I suppose this is just a vent more than anything but here we go.
Recently, ive just been feeling more down than usual, mainly because of my eczema. I've probably talked about it a lot before (or atleast i feel i have), but its getting to me once again. It hasn't gotten any worse but just the fact its still there is really beginning to get to me. The way it looks on my arms/hands means that i dont wear short sleeved t shirts and feel conscious whenever my hands are showing (so generally they aren't). And i dunno, just having that consciousness is really getting to me, i just wanna be able to walk about and not have to worry bout how it looks or if its dry, or in some cases it just plain hurts because i've cut it whilst scratching.
Then there's the fact that i have to treat it. Everywhere i go i have to bring cream with me, its just such a pain. I seriously cannot stay over someone's house because 90% of the time i wake up and the dead skin is there and it just feels terrible.

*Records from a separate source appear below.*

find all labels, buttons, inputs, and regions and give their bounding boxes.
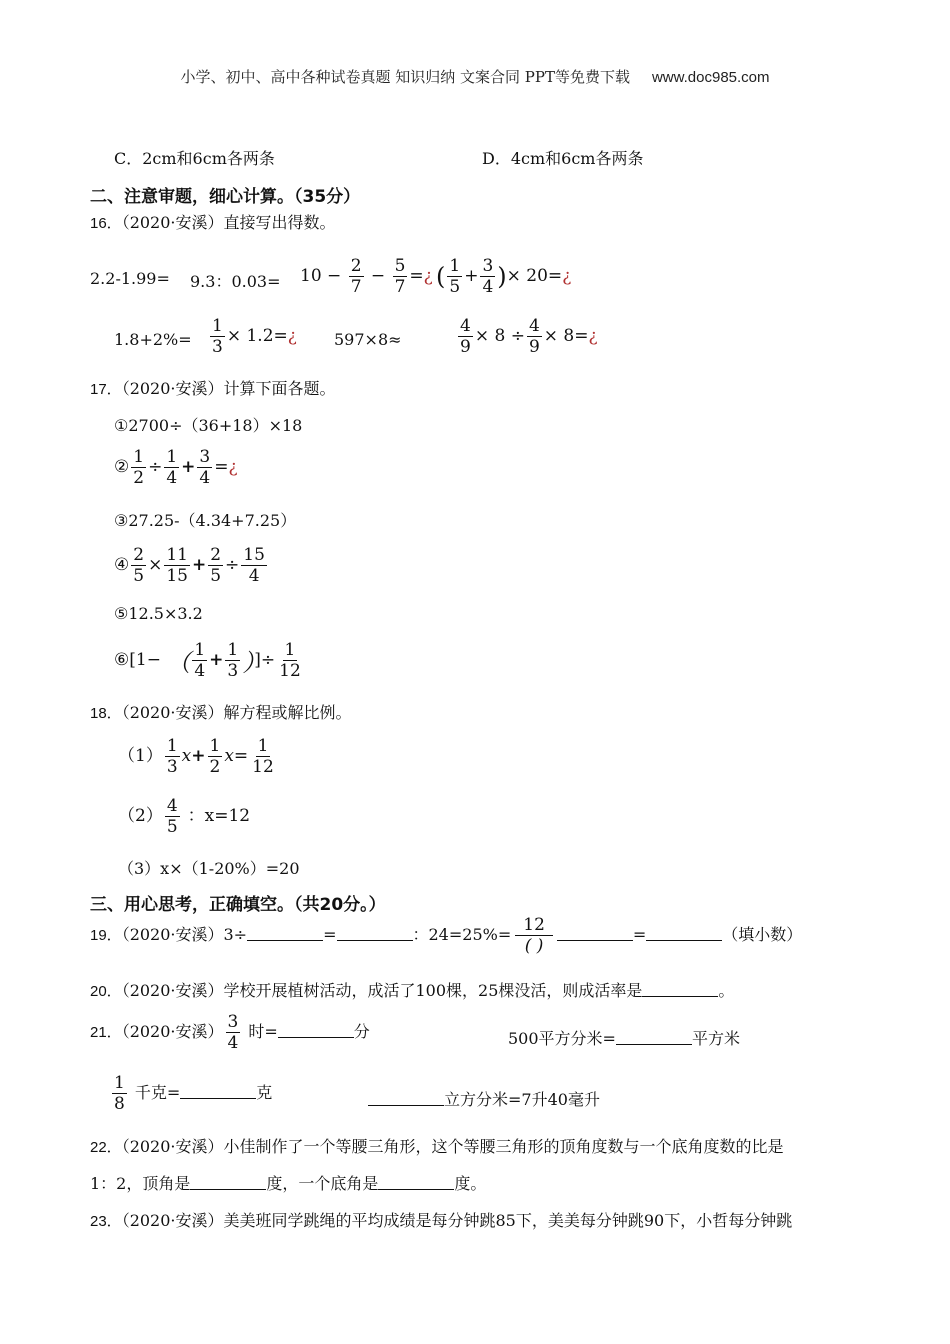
fraction — [458, 316, 473, 357]
q22-l2a: 1：2，顶角是 — [90, 1174, 191, 1193]
question-mark: ¿ — [228, 457, 238, 477]
circled-4: ④ — [114, 555, 130, 575]
q21-item-c — [508, 1026, 740, 1049]
q19-number: 19． — [90, 927, 122, 944]
q18-part-3: （3）x×（1-20%）=20 — [118, 859, 300, 878]
q21-c: 500平方分米= — [508, 1029, 616, 1048]
denominator: 15 — [166, 566, 188, 586]
question-mark: ¿ — [562, 266, 572, 286]
q21-d: 平方米 — [691, 1029, 740, 1048]
plus-sign: + — [209, 650, 224, 670]
numerator: 1 — [194, 640, 206, 660]
q23-line — [90, 1208, 792, 1231]
plus-sign: + — [191, 555, 207, 575]
q16-h-mid: × 8 ÷ — [474, 326, 525, 346]
left-paren: ( — [436, 262, 446, 291]
denominator: ( ) — [524, 936, 544, 956]
q22-number: 22． — [90, 1139, 122, 1156]
q19-source: （2020·安溪） — [121, 925, 224, 944]
q22-line-2 — [90, 1171, 486, 1194]
q18-title — [90, 700, 352, 723]
q19-a: 3÷ — [223, 925, 248, 944]
numerator: 4 — [166, 796, 178, 816]
q21-g: 立方分米=7升40毫升 — [444, 1090, 600, 1109]
numerator: 1 — [284, 640, 296, 660]
answer-blank[interactable] — [368, 1091, 444, 1106]
q21-b: 分 — [353, 1022, 370, 1041]
numerator: 3 — [227, 1012, 239, 1032]
q20-number: 20． — [90, 983, 122, 1000]
q16-f-post: × 1.2= — [226, 326, 288, 346]
q20-source: （2020·安溪） — [121, 981, 224, 1000]
q21-a: 时= — [248, 1022, 278, 1041]
denominator: 4 — [194, 661, 206, 681]
numerator: 3 — [482, 256, 494, 276]
numerator: 2 — [350, 256, 362, 276]
denominator: 5 — [133, 566, 145, 586]
right-paren: ) — [497, 262, 507, 291]
numerator: 2 — [210, 545, 222, 565]
times-sign: × — [148, 555, 163, 575]
q16-item-g: 597×8≈ — [334, 330, 402, 349]
denominator: 7 — [394, 277, 406, 297]
numerator: 1 — [449, 256, 461, 276]
fraction — [164, 545, 190, 586]
q16-text: 直接写出得数。 — [223, 213, 336, 232]
fraction — [164, 447, 179, 488]
q17-title — [90, 376, 336, 399]
q17-source: （2020·安溪） — [121, 379, 224, 398]
numerator: 1 — [166, 736, 178, 756]
minus-sign: − — [370, 266, 386, 286]
q17-item-3: ③27.25-（4.34+7.25） — [114, 511, 297, 530]
denominator: 9 — [460, 337, 471, 357]
answer-blank[interactable] — [616, 1030, 692, 1045]
denominator: 3 — [227, 661, 239, 681]
fraction — [210, 316, 225, 357]
plus-sign: + — [191, 746, 206, 766]
q16-title — [90, 210, 336, 233]
answer-blank[interactable] — [180, 1084, 256, 1099]
q21-e: 千克= — [134, 1083, 181, 1102]
q20-end: 。 — [718, 981, 735, 1000]
q16-item-e: 1.8+2%= — [114, 330, 192, 349]
q16-number: 16． — [90, 215, 122, 232]
fraction — [349, 256, 364, 297]
q17-item-2 — [114, 447, 238, 488]
denominator: 5 — [166, 817, 178, 837]
q17-text: 计算下面各题。 — [223, 379, 336, 398]
q17-item-6 — [114, 640, 305, 681]
numerator: 3 — [199, 447, 211, 467]
denominator: 4 — [199, 468, 211, 488]
numerator: 1 — [114, 1073, 125, 1093]
q23-source: （2020·安溪） — [121, 1211, 224, 1230]
numerator: 1 — [227, 640, 239, 660]
numerator: 4 — [460, 316, 471, 336]
div-sign: ÷ — [225, 555, 240, 575]
question-mark: ¿ — [423, 266, 433, 286]
numerator: 1 — [212, 316, 223, 336]
q19-d: = — [632, 925, 647, 944]
q18-part-1 — [118, 736, 278, 777]
q22-l2b: 度，一个底角是 — [266, 1174, 379, 1193]
fraction — [226, 1012, 241, 1053]
q21-line-1 — [90, 1012, 370, 1053]
numerator: 12 — [515, 915, 553, 936]
q18-p1-label: （1） — [118, 746, 163, 766]
answer-blank[interactable] — [642, 982, 718, 997]
denominator: 5 — [210, 566, 222, 586]
q21-line-2 — [110, 1073, 272, 1114]
numerator: 11 — [166, 545, 188, 565]
denominator: 4 — [482, 277, 494, 297]
q16-item-f — [208, 316, 297, 357]
q16-c-pre: 10 − — [300, 266, 342, 286]
numerator: 2 — [133, 545, 145, 565]
q23-number: 23． — [90, 1213, 122, 1230]
numerator: 1 — [166, 447, 178, 467]
fraction — [393, 256, 408, 297]
denominator: 2 — [133, 468, 145, 488]
equals-sign: = — [214, 457, 229, 477]
denominator: 4 — [227, 1033, 239, 1053]
fraction — [165, 736, 180, 777]
q18-part-2 — [118, 796, 250, 837]
option-c: C．2cm和6cm各两条 — [114, 149, 275, 168]
fraction — [515, 915, 553, 956]
q16-source: （2020·安溪） — [121, 213, 224, 232]
fraction — [447, 256, 462, 297]
option-d: D．4cm和6cm各两条 — [482, 149, 644, 168]
q20-text: 学校开展植树活动，成活了100棵，25棵没活，则成活率是 — [223, 981, 643, 1000]
numerator: 15 — [243, 545, 265, 565]
equals-sign: = — [409, 266, 424, 286]
q16-item-b: 9.3：0.03= — [190, 272, 281, 291]
fraction — [527, 316, 542, 357]
plus-sign: + — [464, 266, 479, 286]
q22-line-1 — [90, 1134, 784, 1157]
variable-x: x — [224, 746, 234, 766]
q22-l2c: 度。 — [454, 1174, 487, 1193]
fraction — [197, 447, 212, 488]
plus-sign: + — [181, 457, 196, 477]
q17-number: 17． — [90, 381, 122, 398]
q21-item-g — [368, 1087, 600, 1110]
q21-number: 21． — [90, 1024, 122, 1041]
question-mark: ¿ — [287, 326, 297, 346]
denominator: 4 — [166, 468, 178, 488]
q16-item-c — [300, 256, 433, 297]
denominator: 3 — [166, 757, 178, 777]
fraction — [250, 736, 276, 777]
section-3-title: 三、用心思考，正确填空。（共20分。） — [90, 895, 386, 915]
q16-item-a: 2.2-1.99= — [90, 269, 170, 288]
answer-blank[interactable] — [557, 926, 633, 941]
section-2-title: 二、注意审题，细心计算。（35分） — [90, 187, 361, 207]
page-header — [0, 66, 950, 87]
denominator: 12 — [252, 757, 274, 777]
left-paren: （ — [166, 649, 191, 677]
answer-blank[interactable] — [278, 1023, 354, 1038]
fraction — [165, 796, 180, 837]
numerator: 1 — [133, 447, 145, 467]
fraction — [131, 447, 146, 488]
fraction — [112, 1073, 127, 1114]
div-sign: ÷ — [148, 457, 163, 477]
answer-blank[interactable] — [646, 926, 722, 941]
fraction — [192, 640, 207, 681]
q18-p2-label: （2） — [118, 806, 163, 826]
header-url: www.doc985.com — [651, 69, 770, 86]
q17-i6-end: ]÷ — [254, 650, 276, 670]
fraction — [277, 640, 303, 681]
q23-text: 美美班同学跳绳的平均成绩是每分钟跳85下，美美每分钟跳90下，小哲每分钟跳 — [223, 1211, 793, 1230]
q21-source: （2020·安溪） — [121, 1022, 224, 1041]
answer-blank[interactable] — [378, 1175, 454, 1190]
q18-source: （2020·安溪） — [121, 703, 224, 722]
fraction — [480, 256, 495, 297]
circled-2: ② — [114, 457, 130, 477]
denominator: 9 — [528, 337, 540, 357]
q16-h-post: × 8= — [543, 326, 589, 346]
q19-e: （填小数） — [722, 925, 803, 944]
equals-sign: = — [233, 746, 249, 766]
denominator: 4 — [248, 566, 260, 586]
numerator: 1 — [257, 736, 269, 756]
right-paren: ） — [242, 649, 255, 677]
q17-item-4 — [114, 545, 269, 586]
q18-number: 18． — [90, 705, 122, 722]
denominator: 2 — [209, 757, 221, 777]
question-mark: ¿ — [588, 326, 598, 346]
q16-item-d — [436, 256, 571, 297]
q20-line — [90, 978, 734, 1001]
numerator: 4 — [528, 316, 540, 336]
fraction — [208, 545, 223, 586]
q18-p2-rest: ：x=12 — [187, 806, 251, 826]
q17-item-1: ①2700÷（36+18）×18 — [114, 416, 303, 435]
denominator: 12 — [279, 661, 301, 681]
q22-source: （2020·安溪） — [121, 1137, 224, 1156]
denominator: 5 — [449, 277, 461, 297]
denominator: 8 — [114, 1094, 125, 1114]
numerator: 5 — [394, 256, 406, 276]
answer-blank[interactable] — [190, 1175, 266, 1190]
fraction — [225, 640, 240, 681]
fraction — [241, 545, 267, 586]
q19-line — [90, 915, 802, 956]
denominator: 3 — [212, 337, 223, 357]
variable-x: x — [181, 746, 192, 766]
q16-d-post: × 20= — [506, 266, 563, 286]
answer-blank[interactable] — [247, 926, 323, 941]
q17-item-5: ⑤12.5×3.2 — [114, 604, 203, 623]
header-text: 小学、初中、高中各种试卷真题 知识归纳 文案合同 PPT等免费下载 — [180, 68, 630, 86]
q19-b: = — [323, 925, 337, 944]
fraction — [208, 736, 223, 777]
q19-c: ：24=25%= — [412, 925, 512, 944]
q18-text: 解方程或解比例。 — [223, 703, 352, 722]
q22-text: 小佳制作了一个等腰三角形，这个等腰三角形的顶角度数与一个底角度数的比是 — [223, 1137, 784, 1156]
denominator: 7 — [350, 277, 362, 297]
q16-item-h — [456, 316, 598, 357]
numerator: 1 — [209, 736, 221, 756]
answer-blank[interactable] — [337, 926, 413, 941]
q21-f: 克 — [256, 1083, 273, 1102]
circled-6: ⑥[1− — [114, 650, 161, 670]
fraction — [131, 545, 146, 586]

I wanna be a teenager, if i go out for the night, i wanna be able to wake up at a friend's house and not have to worry about how terrible i feel in the morning because of it. Also the fact that every night i have to spend 2-3 hours getting rid of the dead skin. It sounds disgusting (i guess you could say its not the most pleasent experience). And when i'm tired because of ive either been out all day (like today), or just had a lot of homework. It just really is something u dont wanna do, but if i dont then i just wont be able to go out the next day. And the fact ive had to deal with all this, and other crap that it brings for 6 years now is just really getting to me. I wanna be normal.
I dunno, just the constraints its putting on my life is really getting me down, like i said, i just wanna be normal.
Take this as an emo thread, take it as whatever you want, i just felt like i had to say it.